Energy tax breaks are an old virtue or vice of the tax code, depending on where one sits. The amounts to various industries have varied over time, with fossil fuel subsidies being highest in the early 1980s and renewable subsidies the highest in 2009. But the tax code has constantly had billions of dollars of treats for nuclear power, fossil fuels and renewables.
Fossil fuels biggest year was 1983 when they received over $12 billion in tax credits or subsidies when measured in 2010 constant dollars, according to Robert Stemple's column in the October 16th NYT. By contrast renewables received little tax code support until the last 10 years. Renewables biggest year for tax support was 2009, when they got $10 billion.

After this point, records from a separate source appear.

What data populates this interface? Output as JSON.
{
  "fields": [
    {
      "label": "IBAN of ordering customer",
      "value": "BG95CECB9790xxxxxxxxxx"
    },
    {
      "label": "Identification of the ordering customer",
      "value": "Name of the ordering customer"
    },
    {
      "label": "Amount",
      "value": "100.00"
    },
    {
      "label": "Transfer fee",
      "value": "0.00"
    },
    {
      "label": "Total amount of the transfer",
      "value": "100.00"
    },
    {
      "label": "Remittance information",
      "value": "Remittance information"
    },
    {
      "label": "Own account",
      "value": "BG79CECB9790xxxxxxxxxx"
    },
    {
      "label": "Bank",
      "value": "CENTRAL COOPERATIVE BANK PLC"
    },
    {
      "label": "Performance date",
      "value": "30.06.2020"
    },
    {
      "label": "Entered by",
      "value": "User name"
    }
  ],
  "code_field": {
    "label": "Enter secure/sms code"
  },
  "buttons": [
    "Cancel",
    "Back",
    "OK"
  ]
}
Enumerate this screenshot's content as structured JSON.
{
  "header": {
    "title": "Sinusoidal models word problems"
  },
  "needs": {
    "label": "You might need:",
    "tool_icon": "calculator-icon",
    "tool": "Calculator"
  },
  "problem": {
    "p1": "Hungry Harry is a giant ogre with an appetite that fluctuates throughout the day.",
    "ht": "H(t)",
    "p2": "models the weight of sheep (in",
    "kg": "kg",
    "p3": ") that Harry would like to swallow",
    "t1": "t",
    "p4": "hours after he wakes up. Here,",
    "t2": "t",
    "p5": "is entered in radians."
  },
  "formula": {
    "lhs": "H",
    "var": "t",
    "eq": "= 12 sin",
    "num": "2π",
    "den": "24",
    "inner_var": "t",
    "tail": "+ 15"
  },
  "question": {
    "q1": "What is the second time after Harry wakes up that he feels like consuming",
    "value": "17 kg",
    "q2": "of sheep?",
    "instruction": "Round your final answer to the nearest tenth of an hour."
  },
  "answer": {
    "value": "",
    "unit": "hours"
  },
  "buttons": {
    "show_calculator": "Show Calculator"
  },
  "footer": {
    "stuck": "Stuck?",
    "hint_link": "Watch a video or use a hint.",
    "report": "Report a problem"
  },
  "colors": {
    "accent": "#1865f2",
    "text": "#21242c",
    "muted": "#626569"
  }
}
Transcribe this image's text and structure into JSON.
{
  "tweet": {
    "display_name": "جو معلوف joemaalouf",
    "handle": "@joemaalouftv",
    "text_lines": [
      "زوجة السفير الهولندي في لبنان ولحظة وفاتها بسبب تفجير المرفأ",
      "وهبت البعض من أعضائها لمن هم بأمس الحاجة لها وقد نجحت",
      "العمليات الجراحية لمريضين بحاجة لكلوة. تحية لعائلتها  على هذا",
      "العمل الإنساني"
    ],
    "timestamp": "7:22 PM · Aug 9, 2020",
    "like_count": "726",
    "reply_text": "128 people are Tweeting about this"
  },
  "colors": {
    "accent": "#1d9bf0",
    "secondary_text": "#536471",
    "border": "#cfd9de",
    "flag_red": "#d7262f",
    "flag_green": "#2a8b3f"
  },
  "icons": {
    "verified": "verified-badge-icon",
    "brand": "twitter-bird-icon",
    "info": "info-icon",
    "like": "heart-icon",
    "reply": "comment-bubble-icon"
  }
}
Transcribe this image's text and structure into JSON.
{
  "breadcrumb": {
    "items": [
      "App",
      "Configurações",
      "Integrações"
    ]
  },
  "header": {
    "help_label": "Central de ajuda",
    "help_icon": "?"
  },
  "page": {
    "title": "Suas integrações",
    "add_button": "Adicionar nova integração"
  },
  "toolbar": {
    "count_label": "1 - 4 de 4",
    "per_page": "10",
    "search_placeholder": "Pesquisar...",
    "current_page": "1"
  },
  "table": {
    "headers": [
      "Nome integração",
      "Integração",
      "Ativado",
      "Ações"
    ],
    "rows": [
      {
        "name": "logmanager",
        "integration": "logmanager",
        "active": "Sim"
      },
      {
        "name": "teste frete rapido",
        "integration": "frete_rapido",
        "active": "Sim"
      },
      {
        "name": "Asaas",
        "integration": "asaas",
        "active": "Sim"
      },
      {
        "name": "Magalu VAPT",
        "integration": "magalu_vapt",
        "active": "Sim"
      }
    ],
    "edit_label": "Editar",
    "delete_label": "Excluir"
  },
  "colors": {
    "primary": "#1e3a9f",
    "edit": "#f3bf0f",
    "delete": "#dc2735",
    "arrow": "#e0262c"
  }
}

Both renewables and fossil fuels saw declining tax support in 2010, with renewables securing about $7 billion and fossil fuels $2.7 billion.
Semple also notes that alcohol fuels, mainly corn ethanol, received $6 billion and energy efficiency $2 billion in 2010. New nuclear plants have access to massive federal loan guarantees, production tax credits, and more. The tax code has treats for all of America's energy industries.
And what is the money doing? 2010 saw an energy boom in the USA, with rising oil, gas, wind, solar, biodiesel, and ethanol production. Oil imports have declined from 60% to 47% of all oil consumed. Energy consumption fell to 2000 levels. Electricity and natural gas prices to consumers have been favorable.
Perhaps these subsidies are delivering value for dollars invested.